En France, l’histoire ne se lit pas seulement dans les archives ou les manuels. Elle s’observe aussi sur les murs. Des couloirs du Louvre aux salles feutrées d’Orsay, en passant par les musées de province, certains tableaux sont devenus des repères culturels, transmis de génération en génération.
Leur notoriété dépasse leur cadre. Ces œuvres, souvent copiées, commentées ou détournées, racontent bien plus que la virtuosité de leurs auteurs : elles incarnent une part de l’identité collective française.
Mona Lisa : l’énigme nationale
Ce n’est pas un peintre français, ni une scène française.

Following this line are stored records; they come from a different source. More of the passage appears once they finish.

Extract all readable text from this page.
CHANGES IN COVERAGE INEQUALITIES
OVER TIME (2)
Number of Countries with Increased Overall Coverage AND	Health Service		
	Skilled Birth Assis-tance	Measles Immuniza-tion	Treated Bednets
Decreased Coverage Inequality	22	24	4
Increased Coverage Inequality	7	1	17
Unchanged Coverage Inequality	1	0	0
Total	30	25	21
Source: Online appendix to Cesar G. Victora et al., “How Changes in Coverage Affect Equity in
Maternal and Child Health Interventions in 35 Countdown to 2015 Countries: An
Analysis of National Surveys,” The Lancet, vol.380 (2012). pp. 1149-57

Pourtant, La Joconde trône au cœur du Louvre comme une madone laïque. Léonard de Vinci l’a peinte au début du XVIe siècle, avant de l’apporter en France à l’invitation de François Ier.
Depuis, elle est restée sur le territoire, admirée, jalousée, volée même — en 1911, par un patriote italien qui voulait la “rapatrier”. Ce vol, paradoxalement, a fait entrer le tableau dans la légende française.
Si elle fascine autant, c’est moins pour sa technique que pour son mystère. Ni clairement souriante, ni tout à fait mélancolique, la Joconde semble suspendue dans un entre-deux. Le regard suit le spectateur, sans se livrer. Et c’est peut-être cela qui la rend si puissante : elle ne raconte rien, mais elle suggère tout.
La Liberté guidant le peuple : l’image d’une République en marche
Parmi les tableaux les plus connus en France, aucun ne possède autant de charge symbolique que La Liberté guidant le peuple, d’Eugène Delacroix. Créée en 1830 dans le contexte des Trois Glorieuses, l’œuvre dépasse son époque. La femme au drapeau n’est pas une allégorie froide : elle est en mouvement, en souffle, en cri. Autour d’elle, des cadavres jonchent le sol, et un jeune garçon armé regarde vers l’avant, préfiguration poignante du Gavroche de Hugo.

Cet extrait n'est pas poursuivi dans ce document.